Abstract

Multi-contrast magnetic resonance imaging (MRI) is widely used in clinical diagnosis. However, it is time-consuming to obtain MR data of multi-contrasts and the long scanning time may bring unexpected physiological motion artifacts. To obtain MR images of higher quality within limited acquisition time, we propose an effective model to reconstruct images from under-sampled k-space data of one contrast by utilizing another fully-sampled contrast of the same anatomy. Specifically, multiple contrasts from the same anatomical section exhibit similar structures.

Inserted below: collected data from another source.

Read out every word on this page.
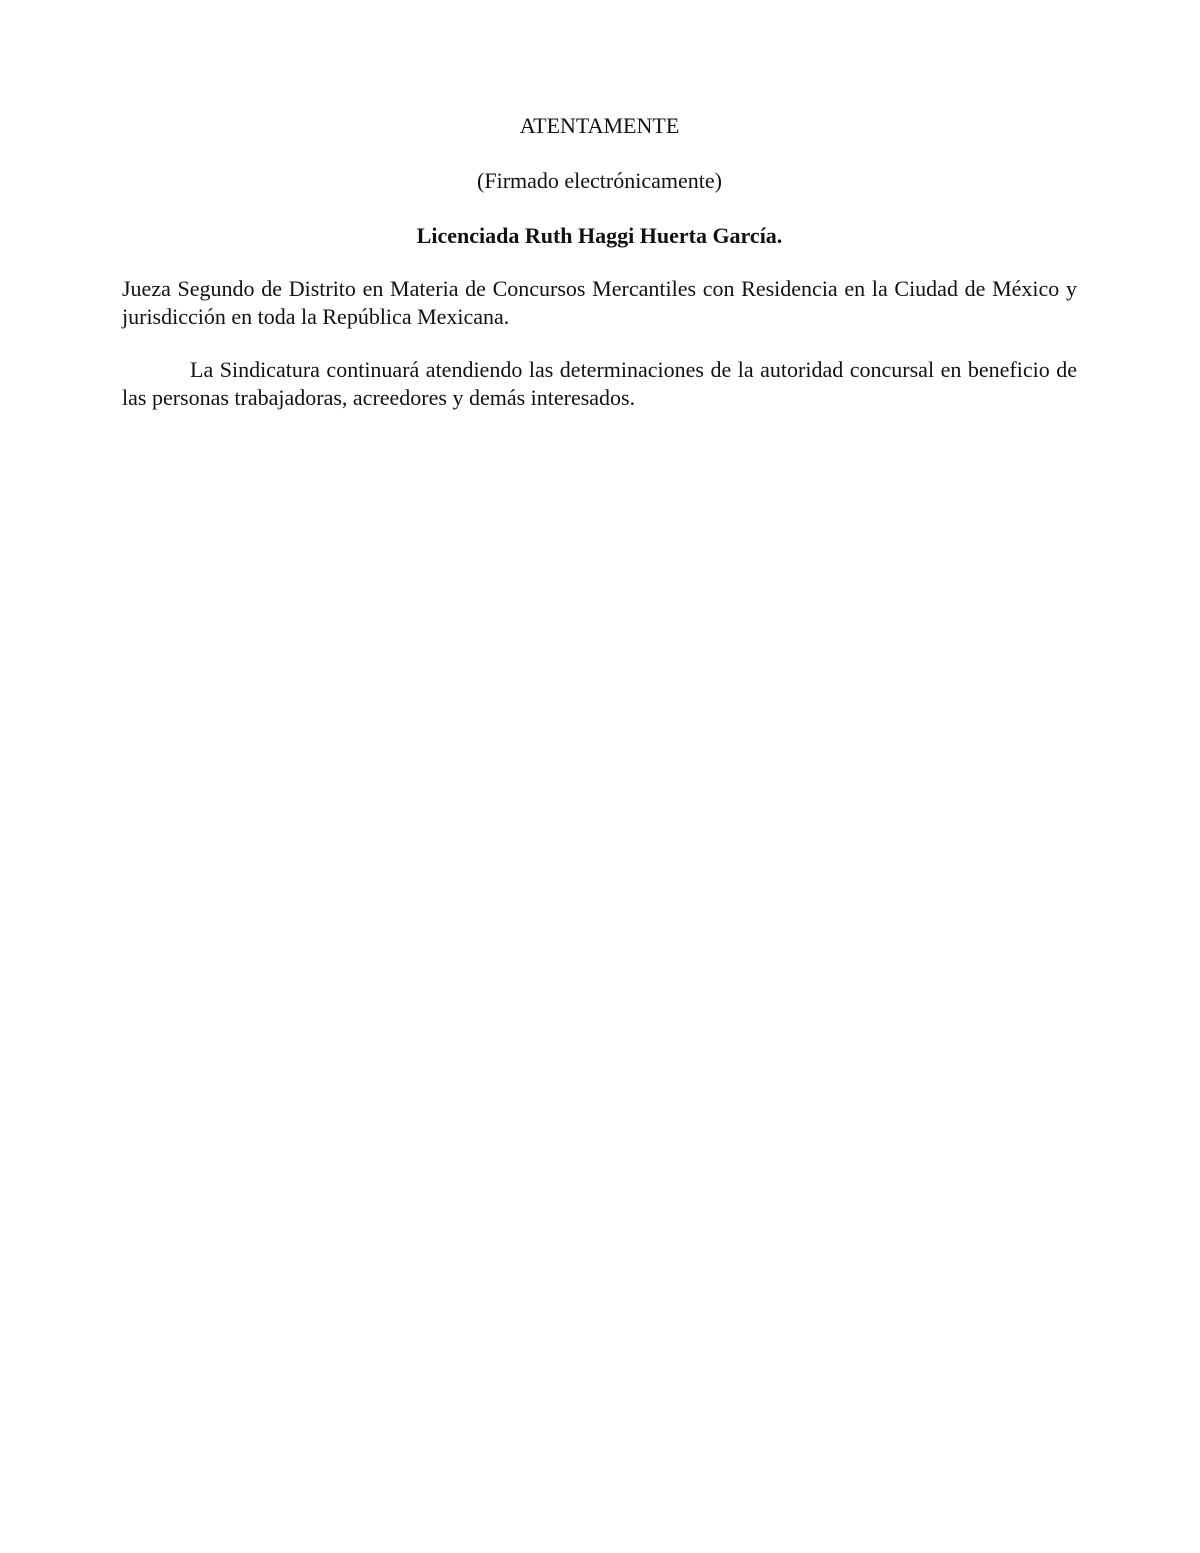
ATENTAMENTE
(Firmado electrónicamente)
Licenciada Ruth Haggi Huerta García.
Jueza Segundo de Distrito en Materia de Concursos Mercantiles con Residencia en la Ciudad de México y jurisdicción en toda la República Mexicana.
La Sindicatura continuará atendiendo las determinaciones de la autoridad concursal en beneficio de las personas trabajadoras, acreedores y demás interesados.
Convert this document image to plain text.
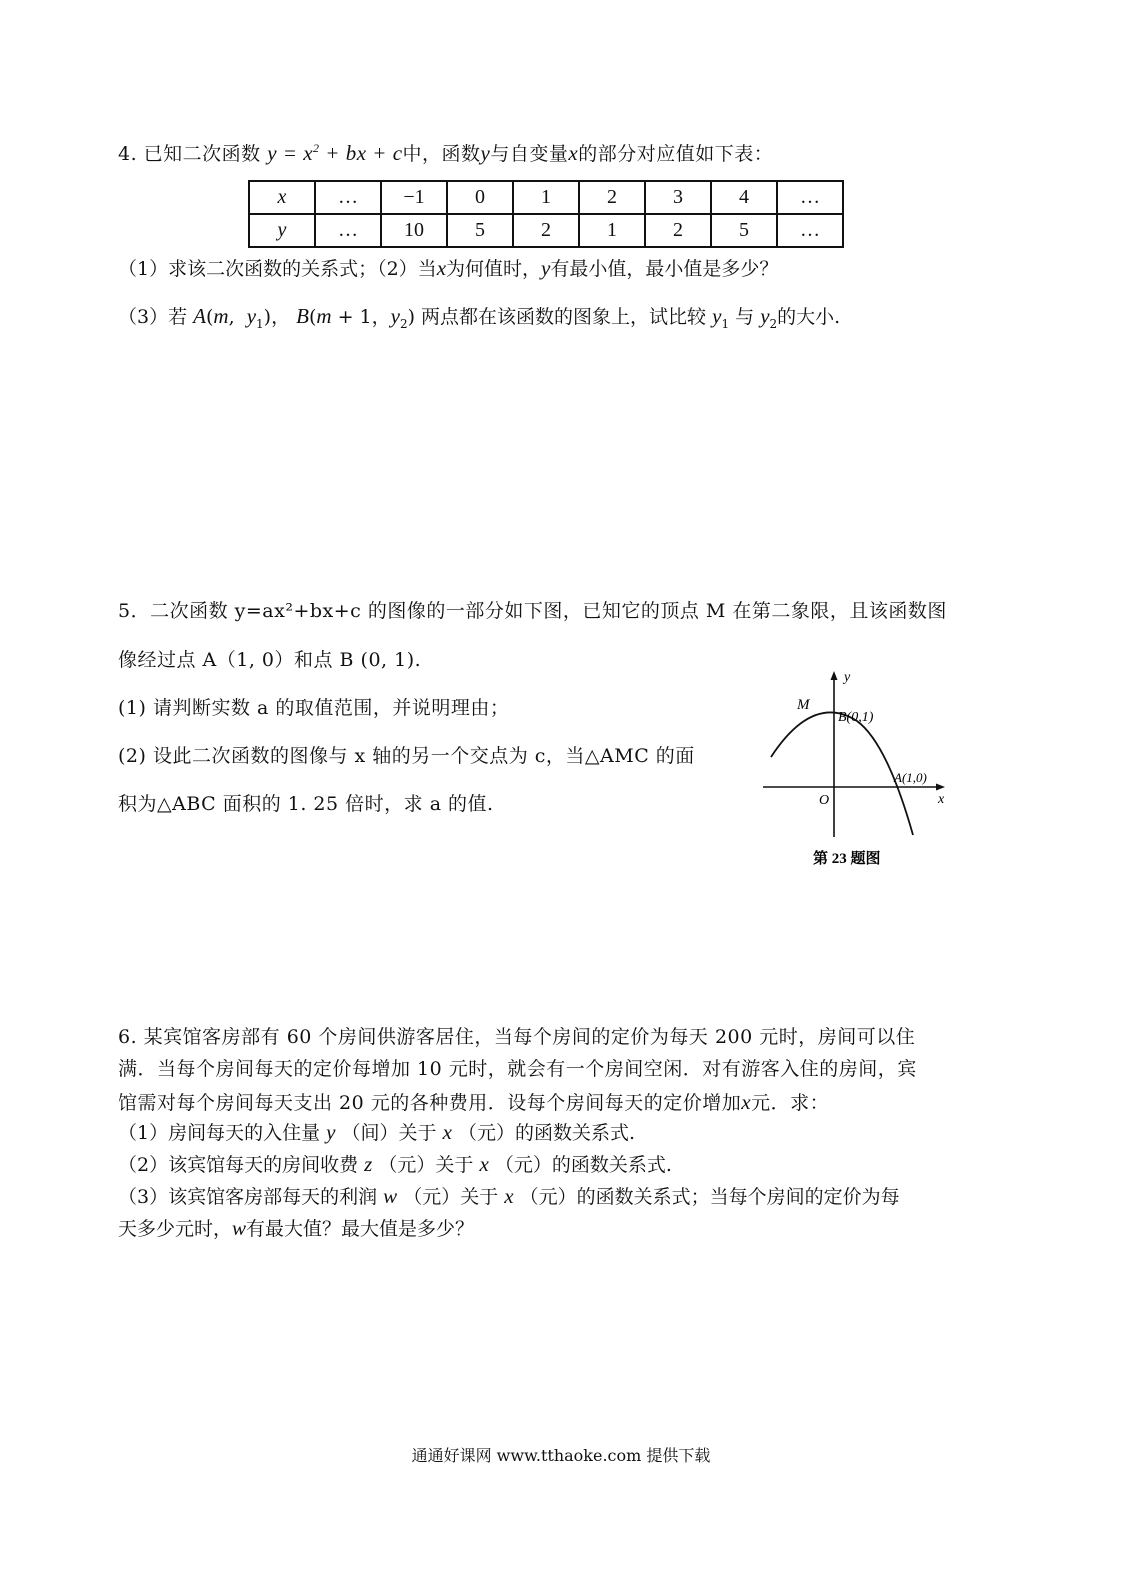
4. 已知二次函数 $y = x^2$ + bx + c中，函数y与自变量x的部分对应值如下表：
x	…	−1	0	1	2	3	4	…
y	…	10	5	2	1	2	5	…
（1）求该二次函数的关系式；（2）当x为何值时，y有最小值，最小值是多少？
（3）若 A(m,  $y_1$)， B(m + 1，$y_2$) 两点都在该函数的图象上，试比较 $y_1$ 与 $y_2$的大小.
5．二次函数 y=ax²+bx+c 的图像的一部分如下图，已知它的顶点 M 在第二象限，且该函数图
像经过点 A（1, 0）和点 B (0, 1).
(1) 请判断实数 a 的取值范围，并说明理由；
(2) 设此二次函数的图像与 x 轴的另一个交点为 c，当△AMC 的面
积为△ABC 面积的 1. 25 倍时，求 a 的值.
y
x
O
M
B(0,1)
A(1,0)
第 23 题图
6. 某宾馆客房部有 60 个房间供游客居住，当每个房间的定价为每天 200 元时，房间可以住
满．当每个房间每天的定价每增加 10 元时，就会有一个房间空闲．对有游客入住的房间，宾
馆需对每个房间每天支出 20 元的各种费用．设每个房间每天的定价增加x元．求：
（1）房间每天的入住量 y （间）关于 x （元）的函数关系式.
（2）该宾馆每天的房间收费 z （元）关于 x （元）的函数关系式.
（3）该宾馆客房部每天的利润 w （元）关于 x （元）的函数关系式；当每个房间的定价为每
天多少元时，w有最大值？最大值是多少？
通通好课网 www.tthaoke.com 提供下载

Enlightened by the fact that co-support of an image provides an appropriate characterization of morphological structures, we develop a similarity regularization of the co-supports across multi-contrasts. In this case, the guided MRI reconstruction problem is naturally formulated as a mixed integer optimization model consisting of three terms, the data fidelity of k-space, smoothness-enforcing regularization, and co-support regularization. An effective algorithm is developed to solve this minimization model alternatively. In the numerical experiments, T2-weighted images are used as the guidance to reconstruct T1-weighted/T2-weighted-Fluid-Attenuated Inversion Recovery (T2-FLAIR) images and PD-weighted images are used as the guidance to reconstruct PDFS-weighted images, respectively, from their under-sampled k-space data. The experimental results demonstrate that the proposed model outperforms other state-of-the-art multi-contrast MRI reconstruction methods in terms of both quantitative metrics and visual performance at various sampling ratios.